Buyers remain cautious, holding back purchases until prices stabilize, while sellers hesitate to lower valuations unless liquidity is urgently needed.

The office sector is particularly uncertain, awaiting bold investors willing to act.

Assessing prime asset yields remains difficult due to a lack of benchmark transactions. Investors rely on internal evaluations, sentiment analysis, and macroeconomic factors such as:
✔ Interest rates
✔ Bond maturities
✔ Overall market conditions

2024 yield forecasts remain unchanged. While economic outlooks are positive, yield spreads remain narrow relative to base rates:
✔ Prime office & industrial yields: ~5.0%
✔ Retail property yields: 4.8%

With rate hikes expected to pause, yields are likely to stabilize in the near term.



Tenant Market Overview


2024 was not a record-breaking year for real estate transactions. Tenants adopted a wait-and-see approach, leading to:
✔ Longer deal negotiations
✔ Postponed relocation decisions
✔ Cautious commitments, especially for large deals

- Office sector transactions fell 9% YoY
- Industrial & Logistics (I&L) sector demand dropped 28% YoY to 1.4 million sqm
- Retail real estate activity declined by 17% YoY

Why?
✔ Post-pandemic logistics stabilization
✔ More companies subleasing surplus space
✔ Retail recovery shifting back to brick-and-mortar stores

Major 2024 Office Deals:
- European Commission (24,211 sqm & 14,262 sqm)
- Engie/Tractebel (31,500 sqm)
- IHECS (19,800 sqm)

ESG-compliant offices now dominate leasing decisions:
✔ Brussels: 54% of office deals were for green-certified buildings
✔ Antwerp: 43% ESG-compliant office deals

Many ESG-focused projects are fully leased before completion.

Brussels Prime Office Rents Hit New Records:
✔ Leopold District: €400/sqm/year
✔ Louise District: €356/sqm/year
✔ Periphery: €200/sqm/year

Other regions saw notable rent increases:
✔ Antwerp: €195/sqm/year
✔ Ghent: €185/sqm/year
✔ Leuven: €195/sqm/year
✔ Hasselt: €175/sqm/year

Retail Rents Stabilizing:
✔ Rue Neuve, Brussels: €1,650/sqm/year
✔ Meir, Antwerp: €1,700/sqm/year

Further retail rent hikes in H1 2025 are unlikely.



Growing Importance of ESG


ESG principles have become a cornerstone of investment and leasing decisions.

Regulations such as:
✔ Corporate Sustainability Reporting Directive (CSRD)
✔ Corporate Sustainability Due Diligence Directive (CSDDD)

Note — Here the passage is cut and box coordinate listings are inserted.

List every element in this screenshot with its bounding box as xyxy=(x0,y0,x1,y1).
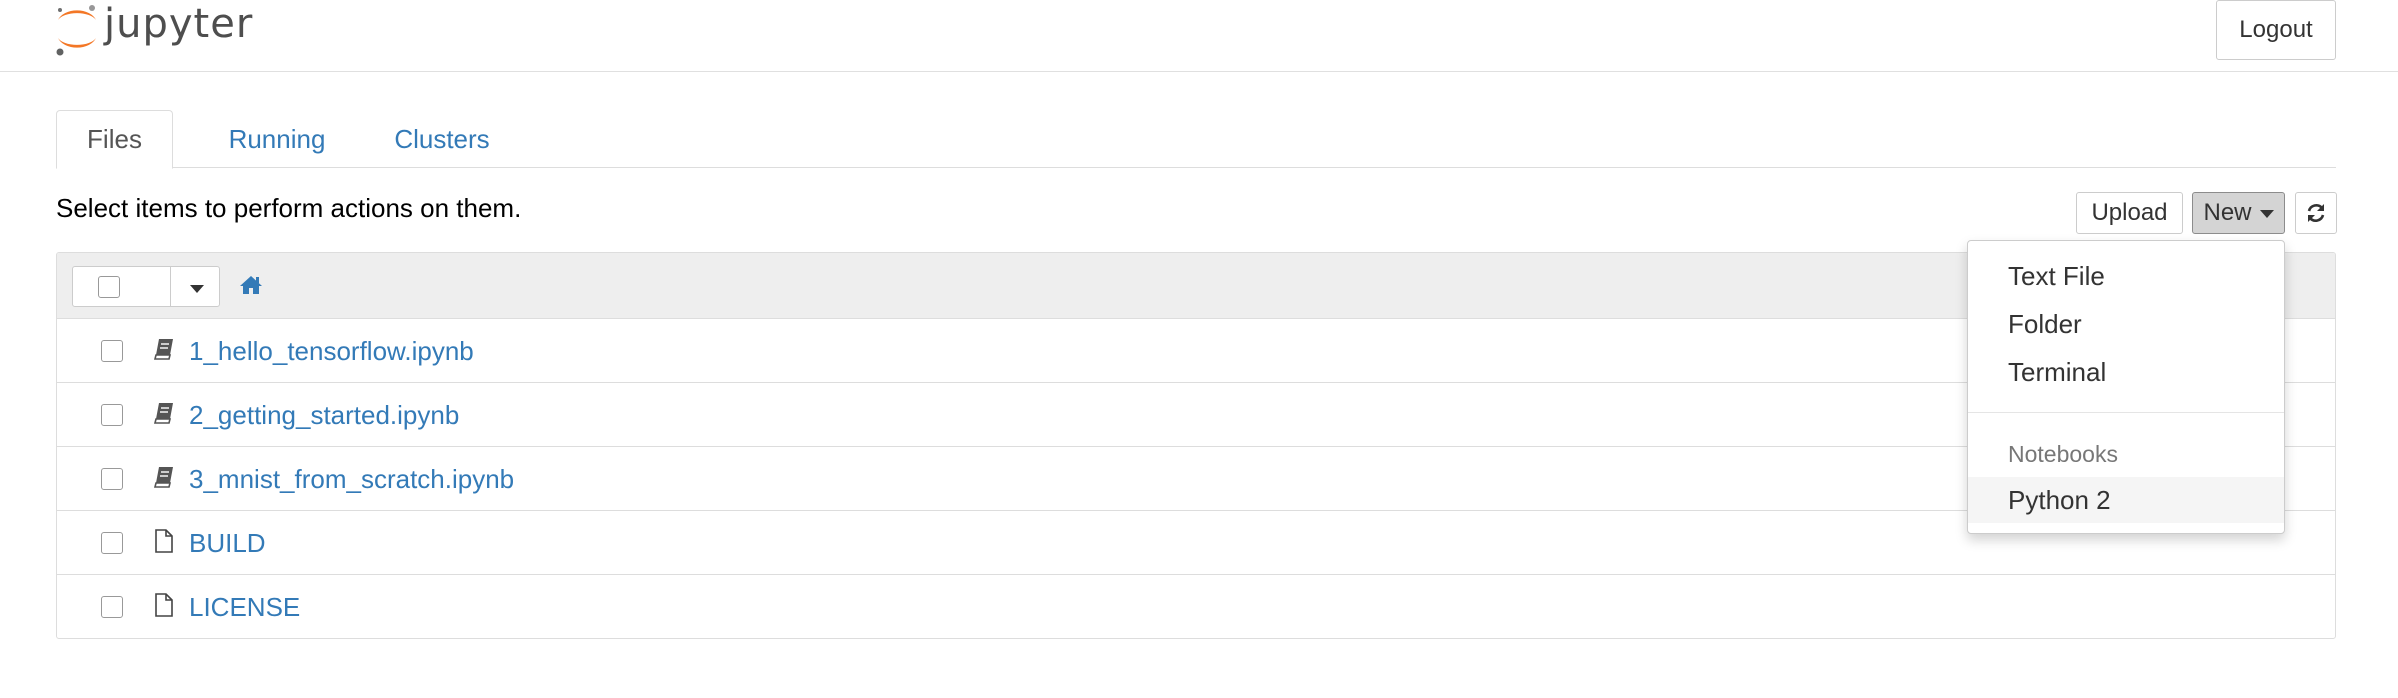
file-checkbox[interactable] xyxy=(101,404,123,426)
menu-item-folder[interactable]: Folder xyxy=(1968,301,2284,347)
menu-section-notebooks: Notebooks xyxy=(2008,441,2118,467)
notebook-icon xyxy=(153,339,173,360)
select-all-dropdown[interactable] xyxy=(72,266,220,307)
file-name-link[interactable]: 1_hello_tensorflow.ipynb xyxy=(189,336,474,367)
jupyter-logo[interactable]: jupyter xyxy=(52,0,253,60)
selection-hint: Select items to perform actions on them. xyxy=(56,193,522,223)
notebook-icon xyxy=(153,467,173,488)
refresh-icon xyxy=(2307,204,2325,222)
file-icon xyxy=(155,529,173,553)
home-icon[interactable] xyxy=(239,273,263,297)
menu-item-text-file[interactable]: Text File xyxy=(1968,253,2284,299)
upload-button[interactable]: Upload xyxy=(2076,192,2183,234)
logo-text: jupyter xyxy=(104,1,254,47)
file-checkbox[interactable] xyxy=(101,596,123,618)
file-name-link[interactable]: LICENSE xyxy=(189,592,300,623)
main-tabs: Files Running Clusters xyxy=(56,110,2336,169)
refresh-button[interactable] xyxy=(2295,192,2337,234)
file-checkbox[interactable] xyxy=(101,468,123,490)
header: jupyter Logout xyxy=(0,0,2398,72)
new-button-label: New xyxy=(2203,199,2252,226)
tab-clusters[interactable]: Clusters xyxy=(367,110,517,169)
new-dropdown-menu: Text File Folder Terminal Notebooks Pyth… xyxy=(1967,240,2285,534)
divider xyxy=(170,267,171,306)
select-caret-down-icon[interactable] xyxy=(190,285,204,293)
new-button[interactable]: New xyxy=(2192,192,2285,234)
select-all-checkbox[interactable] xyxy=(98,276,120,298)
tab-running[interactable]: Running xyxy=(202,110,352,169)
caret-down-icon xyxy=(2259,210,2274,218)
menu-item-python-2[interactable]: Python 2 xyxy=(1968,477,2284,523)
menu-divider xyxy=(1968,412,2284,413)
notebook-icon xyxy=(153,403,173,424)
file-name-link[interactable]: 3_mnist_from_scratch.ipynb xyxy=(189,464,514,495)
file-name-link[interactable]: BUILD xyxy=(189,528,266,559)
file-name-link[interactable]: 2_getting_started.ipynb xyxy=(189,400,459,431)
file-checkbox[interactable] xyxy=(101,532,123,554)
file-icon xyxy=(155,593,173,617)
logout-button[interactable]: Logout xyxy=(2216,0,2336,60)
file-checkbox[interactable] xyxy=(101,340,123,362)
file-row[interactable]: LICENSE xyxy=(57,575,2335,638)
menu-item-terminal[interactable]: Terminal xyxy=(1968,349,2284,395)
jupyter-logo-icon xyxy=(56,5,96,56)
tab-files[interactable]: Files xyxy=(56,110,173,169)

… are reshaping the market, driving sustainable investment.

Companies that adapt early will gain competitive advantages, as demand for green-certified office spaces continues to grow.

Artificial Intelligence & Technology in Real Estate


According to ULI’s Emerging Trends in Real Estate Europe 2025, AI and technology are transforming the sector:

AI applications in real estate:
✔ Predicting tenant behavior
✔ Optimizing energy consumption
✔ Enhancing leasing strategies

However, cybersecurity risks are a growing concern:
- 50% of respondents worry about financial and operational disruptions.

Europe lags behind the US and Asia in PropTech adoption, facing:
✔ Regulatory hurdles
✔ Financial barriers

AI is revolutionizing logistics, especially last-mile delivery, by predicting consumer demand.

While some investors remain cautious, AI’s impact on real estate development, planning, and construction is expected to grow over the next five years.